2 Best Practices for a Noncompete Agreement
1. Review state laws.
There is no federal protection for workers against noncompete agreements. However, states vary in their governance of noncompete agreements. (Note that 48 states and Washington, D.C. have adopted the Uniform Trade Secrets Act, UTSA, at least partially. This Act codifies common law trade secret protection and offers employers some protection, even in states like California.) Organizations with remote employees should work with an HR expert (like the ones at MP) or an employment lawyer to ensure compliance in every state where they have workers. In June 2022, the National Labor Relations Board (NLRB) announced a partnership with the Federal Trade Commission to examine and act upon unfair labor practices, including one-sided non-compete agreements. In the past few years, more state governments have started passing laws to limit or completely nullify noncompetes for employers and employees. These are six examples:
- California and Washington have laws that void noncompete clauses in and out of state. Employers should not try to develop noncompete agreements for employees working in these states or for organizations headquartered in these states.

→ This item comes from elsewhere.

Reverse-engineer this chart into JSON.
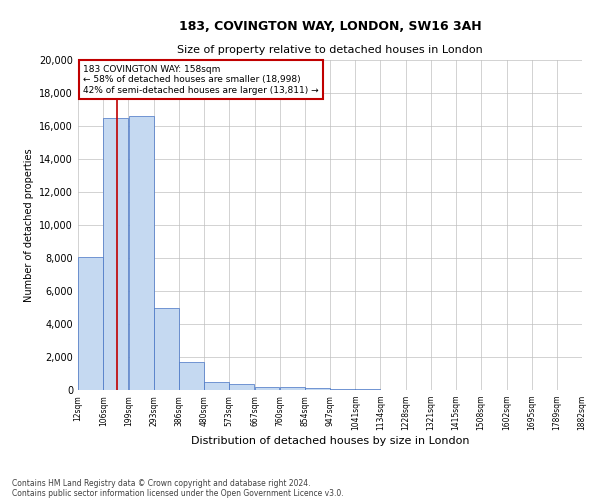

- Rhode Island prohibits employers from enforcing noncompetes with their nonexempt workers.
- Massachusetts prohibits employers from enforcing noncompetes with fired or laid-off employees. Organizations may choose to provide at least 50% of a worker’s highest salary while a noncompete agreement restricts them.
- Illinois requires a 14-day notice, which allows employees to review an agreement, especially with an attorney’s legal advice.
- Washington, D.C. has developed a highly restrictive noncompete law that employers are still fighting. It will go into effect in October of 2022.
- In some states, “low-wage workers” are entirely protected from noncompete agreements. The definition of “low-wage worker” will vary from state to state. For example:
- Maine: less than $54,000 a year
- Washington: less than $107,000 a year
- Illinois: less than $75,000 a year
- New Hampshire: less than $14.50 an hour
2. Protect trade secrets, confidential information, etc.
When organizations don’t take measures to protect their client lists, trade secrets, etc., they may be unknowingly nullifying their noncompete agreements. Courts have been known to throw out agreements when the company doesn’t do enough to protect confidential information. These are the measures employers should take:
- Conduct an exit interview with employees leaving the company, especially for new jobs. Ascertain if a former employee’s new position will be in direct competition with the organization. Repossess or delete any trade secret information that employees may have access to.
- Require employees to sign a reasonable nondisclosure agreement that complies with all relevant state laws.
- Require an employee to sign a reasonable noncompete agreement that complies with all relevant state laws.
- As a complement or alternative, consider utilizing a non-solicitation agreement. This may help to ensure former employees don’t take customers with them to new companies.
- Allow access to information on a need-to-know basis.
- Restrict access to physical (offices, file cabinets, etc.) and digital locations of proprietary information.
- Implement a document retention and destruction policy.
- Regularly inventory confidential information.
- Regularly review and improve upon practices for protecting confidential information. Don’t just “set it and forget it.”